Algo perturbada por el rumbo y el tono de la conversación, Stephanie estaba decidida a olvidar el mal trago y concentrarse en despejar la mente, hacer a un lado los asuntos que edulcoraban su tristeza, para poner así toda la energía en un presente inconmensurable, difícil de equiparar. Sin embargo, en su esfuerzo denodado por suspender o clausurar un pasado truculento, ignoraba que los planes del destino ya reservaban para ella un viaje a los confines de la cordura, una odisea a las entrañas mismas del desamor.
—¿Usted es una agente verdad? —las palabras se amontonaban en su boca.
—Algo así —respondió confundida, observando asolada a esa mujer despeinada, pálida como una hoja, con las ojeras por el piso, como si llevara días enteros sin conciliar el sueño.
—Necesito que busque a mi hijo, se lo suplico —le rogó mientras bajaban las escaleras que enseñan la salida del edificio.

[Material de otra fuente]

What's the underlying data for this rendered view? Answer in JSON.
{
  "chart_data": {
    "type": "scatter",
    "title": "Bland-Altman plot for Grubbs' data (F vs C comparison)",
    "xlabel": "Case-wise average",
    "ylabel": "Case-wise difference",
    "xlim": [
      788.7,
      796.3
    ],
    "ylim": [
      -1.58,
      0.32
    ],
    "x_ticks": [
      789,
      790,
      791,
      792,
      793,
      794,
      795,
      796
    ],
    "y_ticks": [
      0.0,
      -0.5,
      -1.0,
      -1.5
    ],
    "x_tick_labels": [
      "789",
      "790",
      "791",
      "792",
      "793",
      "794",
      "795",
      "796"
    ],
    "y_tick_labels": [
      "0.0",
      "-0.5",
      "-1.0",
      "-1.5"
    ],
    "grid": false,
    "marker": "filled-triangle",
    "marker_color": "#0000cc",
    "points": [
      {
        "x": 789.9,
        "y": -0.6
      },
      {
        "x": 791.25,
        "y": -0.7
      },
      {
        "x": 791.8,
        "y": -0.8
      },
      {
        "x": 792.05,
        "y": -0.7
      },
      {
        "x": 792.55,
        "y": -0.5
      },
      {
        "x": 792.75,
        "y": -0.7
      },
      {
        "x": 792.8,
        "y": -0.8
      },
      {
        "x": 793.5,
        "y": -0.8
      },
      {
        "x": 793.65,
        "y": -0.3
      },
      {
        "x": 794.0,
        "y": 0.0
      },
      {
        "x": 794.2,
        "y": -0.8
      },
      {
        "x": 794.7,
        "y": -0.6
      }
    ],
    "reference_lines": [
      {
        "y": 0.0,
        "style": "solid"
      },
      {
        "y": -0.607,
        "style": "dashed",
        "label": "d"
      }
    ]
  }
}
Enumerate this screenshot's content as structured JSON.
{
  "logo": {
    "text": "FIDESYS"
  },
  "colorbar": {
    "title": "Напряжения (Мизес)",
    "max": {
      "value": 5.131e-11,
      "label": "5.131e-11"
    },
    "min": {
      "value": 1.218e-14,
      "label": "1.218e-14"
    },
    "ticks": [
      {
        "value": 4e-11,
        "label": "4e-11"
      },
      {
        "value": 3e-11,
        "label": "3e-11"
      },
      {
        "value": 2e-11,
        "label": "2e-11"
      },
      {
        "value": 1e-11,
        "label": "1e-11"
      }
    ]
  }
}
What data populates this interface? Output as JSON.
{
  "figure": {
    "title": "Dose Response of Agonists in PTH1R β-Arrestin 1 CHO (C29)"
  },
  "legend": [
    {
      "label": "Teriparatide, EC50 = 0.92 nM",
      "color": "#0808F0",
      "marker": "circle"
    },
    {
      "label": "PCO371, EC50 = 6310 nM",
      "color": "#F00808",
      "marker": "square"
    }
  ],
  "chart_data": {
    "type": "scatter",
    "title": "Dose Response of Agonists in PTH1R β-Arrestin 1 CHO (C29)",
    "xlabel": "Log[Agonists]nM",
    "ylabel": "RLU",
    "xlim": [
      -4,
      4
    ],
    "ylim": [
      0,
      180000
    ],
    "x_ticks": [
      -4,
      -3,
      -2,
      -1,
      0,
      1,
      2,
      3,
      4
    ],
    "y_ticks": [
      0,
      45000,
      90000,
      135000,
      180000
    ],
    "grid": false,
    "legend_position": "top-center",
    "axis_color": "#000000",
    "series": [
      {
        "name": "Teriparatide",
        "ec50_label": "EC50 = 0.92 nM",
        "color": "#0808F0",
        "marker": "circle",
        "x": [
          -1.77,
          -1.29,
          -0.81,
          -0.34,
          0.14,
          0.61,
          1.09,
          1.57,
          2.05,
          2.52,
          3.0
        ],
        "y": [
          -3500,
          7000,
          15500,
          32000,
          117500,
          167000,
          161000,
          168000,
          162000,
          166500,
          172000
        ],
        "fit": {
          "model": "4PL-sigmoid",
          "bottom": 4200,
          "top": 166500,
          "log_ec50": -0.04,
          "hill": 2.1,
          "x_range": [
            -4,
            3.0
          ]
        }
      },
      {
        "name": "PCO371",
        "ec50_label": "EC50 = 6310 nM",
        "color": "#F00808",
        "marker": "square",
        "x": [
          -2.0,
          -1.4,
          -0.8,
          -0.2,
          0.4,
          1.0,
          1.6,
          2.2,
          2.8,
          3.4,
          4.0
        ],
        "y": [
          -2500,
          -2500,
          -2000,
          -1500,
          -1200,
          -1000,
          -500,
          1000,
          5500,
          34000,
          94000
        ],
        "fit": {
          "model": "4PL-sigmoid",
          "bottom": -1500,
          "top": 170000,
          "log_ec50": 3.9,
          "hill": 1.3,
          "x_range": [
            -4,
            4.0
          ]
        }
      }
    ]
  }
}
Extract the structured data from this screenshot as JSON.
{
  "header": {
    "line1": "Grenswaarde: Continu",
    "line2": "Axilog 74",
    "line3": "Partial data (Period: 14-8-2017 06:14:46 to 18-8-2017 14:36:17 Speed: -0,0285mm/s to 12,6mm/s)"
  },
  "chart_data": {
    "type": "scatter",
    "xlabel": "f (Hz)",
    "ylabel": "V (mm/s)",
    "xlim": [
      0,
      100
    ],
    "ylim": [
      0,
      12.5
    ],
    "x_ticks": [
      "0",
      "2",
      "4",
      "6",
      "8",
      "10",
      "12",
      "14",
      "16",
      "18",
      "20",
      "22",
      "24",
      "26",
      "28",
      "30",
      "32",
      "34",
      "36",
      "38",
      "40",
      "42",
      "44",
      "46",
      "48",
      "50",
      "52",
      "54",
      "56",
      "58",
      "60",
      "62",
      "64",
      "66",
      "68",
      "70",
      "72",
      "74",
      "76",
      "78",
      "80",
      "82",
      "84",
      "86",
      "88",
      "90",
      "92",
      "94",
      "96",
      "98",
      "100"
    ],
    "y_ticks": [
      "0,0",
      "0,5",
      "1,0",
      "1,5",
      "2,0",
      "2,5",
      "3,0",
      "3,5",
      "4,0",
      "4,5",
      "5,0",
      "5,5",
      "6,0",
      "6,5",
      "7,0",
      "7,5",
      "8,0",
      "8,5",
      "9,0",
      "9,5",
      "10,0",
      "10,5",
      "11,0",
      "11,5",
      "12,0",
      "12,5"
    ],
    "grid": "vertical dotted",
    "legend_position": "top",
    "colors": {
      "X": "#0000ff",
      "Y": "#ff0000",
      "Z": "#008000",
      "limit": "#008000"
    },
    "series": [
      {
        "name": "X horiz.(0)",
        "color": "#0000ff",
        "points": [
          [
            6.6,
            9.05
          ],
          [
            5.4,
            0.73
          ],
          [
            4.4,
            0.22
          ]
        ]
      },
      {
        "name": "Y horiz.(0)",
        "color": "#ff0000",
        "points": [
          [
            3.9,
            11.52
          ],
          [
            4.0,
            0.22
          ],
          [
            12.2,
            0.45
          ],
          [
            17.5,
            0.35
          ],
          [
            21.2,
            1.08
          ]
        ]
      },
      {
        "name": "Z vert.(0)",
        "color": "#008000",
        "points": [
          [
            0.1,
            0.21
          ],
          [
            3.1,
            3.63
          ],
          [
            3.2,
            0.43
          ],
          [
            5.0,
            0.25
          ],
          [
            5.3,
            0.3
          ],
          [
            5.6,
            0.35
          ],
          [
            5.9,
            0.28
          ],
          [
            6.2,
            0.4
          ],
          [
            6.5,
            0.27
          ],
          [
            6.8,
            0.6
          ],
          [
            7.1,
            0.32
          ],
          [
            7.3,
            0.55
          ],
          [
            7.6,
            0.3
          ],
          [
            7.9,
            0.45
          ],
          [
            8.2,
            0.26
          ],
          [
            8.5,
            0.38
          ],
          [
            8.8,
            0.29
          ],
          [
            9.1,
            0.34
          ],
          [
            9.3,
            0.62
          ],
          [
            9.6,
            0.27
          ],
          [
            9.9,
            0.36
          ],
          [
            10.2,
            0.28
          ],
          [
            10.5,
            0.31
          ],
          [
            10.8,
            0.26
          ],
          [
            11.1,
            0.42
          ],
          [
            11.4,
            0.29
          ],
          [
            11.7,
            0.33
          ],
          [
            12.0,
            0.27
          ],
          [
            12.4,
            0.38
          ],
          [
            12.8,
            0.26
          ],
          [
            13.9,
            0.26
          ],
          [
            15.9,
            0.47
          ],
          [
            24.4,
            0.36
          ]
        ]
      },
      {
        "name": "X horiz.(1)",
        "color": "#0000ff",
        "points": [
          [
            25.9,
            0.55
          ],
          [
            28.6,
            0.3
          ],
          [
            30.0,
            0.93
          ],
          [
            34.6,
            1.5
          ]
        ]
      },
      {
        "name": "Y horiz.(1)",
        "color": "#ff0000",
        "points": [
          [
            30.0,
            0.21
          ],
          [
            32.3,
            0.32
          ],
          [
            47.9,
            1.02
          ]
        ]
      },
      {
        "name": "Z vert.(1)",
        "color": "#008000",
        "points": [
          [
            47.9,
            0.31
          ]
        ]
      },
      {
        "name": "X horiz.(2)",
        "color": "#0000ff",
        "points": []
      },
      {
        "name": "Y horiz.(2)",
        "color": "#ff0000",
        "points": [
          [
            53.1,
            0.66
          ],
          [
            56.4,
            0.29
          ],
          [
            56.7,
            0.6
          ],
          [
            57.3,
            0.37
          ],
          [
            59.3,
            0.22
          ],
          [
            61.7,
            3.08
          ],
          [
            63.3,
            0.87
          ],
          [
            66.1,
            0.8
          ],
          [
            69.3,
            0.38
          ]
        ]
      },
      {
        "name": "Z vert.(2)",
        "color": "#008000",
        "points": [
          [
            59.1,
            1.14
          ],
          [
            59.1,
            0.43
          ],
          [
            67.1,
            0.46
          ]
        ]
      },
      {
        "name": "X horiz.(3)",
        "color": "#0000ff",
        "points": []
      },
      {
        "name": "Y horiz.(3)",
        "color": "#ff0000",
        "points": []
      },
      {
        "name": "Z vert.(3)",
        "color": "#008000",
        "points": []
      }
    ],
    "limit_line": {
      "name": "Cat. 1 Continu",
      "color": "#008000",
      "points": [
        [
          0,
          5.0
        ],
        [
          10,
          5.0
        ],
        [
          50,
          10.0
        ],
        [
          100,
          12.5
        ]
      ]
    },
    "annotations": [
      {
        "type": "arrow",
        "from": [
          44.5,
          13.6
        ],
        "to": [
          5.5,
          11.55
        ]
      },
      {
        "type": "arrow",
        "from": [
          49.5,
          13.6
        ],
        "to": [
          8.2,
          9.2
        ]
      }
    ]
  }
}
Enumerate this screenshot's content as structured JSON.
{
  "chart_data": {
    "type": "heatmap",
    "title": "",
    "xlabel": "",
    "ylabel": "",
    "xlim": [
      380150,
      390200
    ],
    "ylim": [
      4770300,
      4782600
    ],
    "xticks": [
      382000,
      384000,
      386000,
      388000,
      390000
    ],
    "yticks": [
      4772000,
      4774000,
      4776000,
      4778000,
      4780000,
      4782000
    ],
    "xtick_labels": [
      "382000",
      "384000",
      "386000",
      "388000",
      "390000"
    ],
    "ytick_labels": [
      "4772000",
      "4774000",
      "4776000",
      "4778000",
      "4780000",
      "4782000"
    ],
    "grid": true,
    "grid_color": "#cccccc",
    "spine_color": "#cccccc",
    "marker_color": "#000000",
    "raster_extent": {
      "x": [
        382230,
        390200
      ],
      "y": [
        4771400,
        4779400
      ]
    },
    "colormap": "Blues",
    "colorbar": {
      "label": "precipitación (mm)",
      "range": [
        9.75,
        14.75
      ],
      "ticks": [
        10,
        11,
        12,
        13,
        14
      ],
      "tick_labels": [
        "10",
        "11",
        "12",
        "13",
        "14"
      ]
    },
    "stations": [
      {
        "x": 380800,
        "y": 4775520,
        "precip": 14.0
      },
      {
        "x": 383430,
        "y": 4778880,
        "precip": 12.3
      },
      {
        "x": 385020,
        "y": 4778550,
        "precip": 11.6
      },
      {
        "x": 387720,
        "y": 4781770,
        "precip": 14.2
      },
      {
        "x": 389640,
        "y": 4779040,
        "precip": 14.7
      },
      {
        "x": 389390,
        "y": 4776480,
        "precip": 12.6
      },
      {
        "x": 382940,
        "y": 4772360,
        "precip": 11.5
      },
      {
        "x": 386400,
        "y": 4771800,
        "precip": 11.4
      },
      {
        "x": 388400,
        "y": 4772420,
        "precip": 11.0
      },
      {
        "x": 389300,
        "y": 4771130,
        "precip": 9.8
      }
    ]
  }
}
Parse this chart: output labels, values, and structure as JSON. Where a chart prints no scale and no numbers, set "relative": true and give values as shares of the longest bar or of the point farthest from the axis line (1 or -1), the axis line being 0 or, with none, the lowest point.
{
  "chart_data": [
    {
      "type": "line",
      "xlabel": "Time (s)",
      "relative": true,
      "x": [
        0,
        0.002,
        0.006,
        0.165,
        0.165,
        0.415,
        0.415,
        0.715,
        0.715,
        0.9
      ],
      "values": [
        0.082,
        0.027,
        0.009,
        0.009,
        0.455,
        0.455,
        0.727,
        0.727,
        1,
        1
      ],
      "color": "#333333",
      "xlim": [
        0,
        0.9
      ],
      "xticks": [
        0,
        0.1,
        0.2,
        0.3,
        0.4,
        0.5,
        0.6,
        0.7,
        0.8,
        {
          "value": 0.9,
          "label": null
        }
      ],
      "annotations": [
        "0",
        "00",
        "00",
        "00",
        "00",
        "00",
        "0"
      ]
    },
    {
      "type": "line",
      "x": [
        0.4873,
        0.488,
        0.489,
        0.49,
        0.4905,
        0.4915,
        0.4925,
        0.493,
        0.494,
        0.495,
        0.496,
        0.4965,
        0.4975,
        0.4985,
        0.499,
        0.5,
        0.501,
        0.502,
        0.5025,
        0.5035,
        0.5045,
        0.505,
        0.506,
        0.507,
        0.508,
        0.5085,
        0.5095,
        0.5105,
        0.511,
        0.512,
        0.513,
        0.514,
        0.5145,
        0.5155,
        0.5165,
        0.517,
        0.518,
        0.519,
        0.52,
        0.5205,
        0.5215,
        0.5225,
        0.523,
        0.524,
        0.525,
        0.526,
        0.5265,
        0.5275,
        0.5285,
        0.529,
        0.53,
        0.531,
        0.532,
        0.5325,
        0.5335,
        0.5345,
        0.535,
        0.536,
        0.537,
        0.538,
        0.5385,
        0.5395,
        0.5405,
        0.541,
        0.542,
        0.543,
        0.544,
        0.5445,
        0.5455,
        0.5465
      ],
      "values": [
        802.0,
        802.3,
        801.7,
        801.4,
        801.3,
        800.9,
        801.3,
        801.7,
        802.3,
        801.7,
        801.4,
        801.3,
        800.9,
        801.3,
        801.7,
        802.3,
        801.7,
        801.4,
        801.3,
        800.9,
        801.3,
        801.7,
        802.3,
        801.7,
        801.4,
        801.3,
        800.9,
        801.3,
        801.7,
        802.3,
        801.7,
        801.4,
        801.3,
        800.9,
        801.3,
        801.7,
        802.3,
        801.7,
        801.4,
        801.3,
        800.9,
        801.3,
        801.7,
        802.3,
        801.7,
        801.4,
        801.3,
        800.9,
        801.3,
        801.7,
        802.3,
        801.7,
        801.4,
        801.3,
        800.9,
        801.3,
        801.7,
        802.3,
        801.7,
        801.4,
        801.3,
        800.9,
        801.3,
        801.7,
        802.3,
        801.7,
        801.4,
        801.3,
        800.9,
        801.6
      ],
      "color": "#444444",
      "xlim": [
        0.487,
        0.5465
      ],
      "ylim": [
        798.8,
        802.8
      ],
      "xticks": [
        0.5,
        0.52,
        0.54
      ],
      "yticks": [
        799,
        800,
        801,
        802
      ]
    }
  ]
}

—Me temo que no puedo hacerlo —se lamentó—. Estoy de licencia —dijo mostrando su pequeña pero inconfundible panza.
—Ya no sé qué hacer ni a quién recurrir —se desesperó—. Me cansé de golpear puertas y que en todos lados las cierren sin piedad en la cara. Estoy por perder el control.
—Si tiene un inconveniente debe ir a una comisaría; el Buro solo se ocupa de asuntos federales.
—Se lo suplico, solo échele un ojo —dijo ofreciéndole una carpeta tres solapadas desgarbada—. De madre a madre.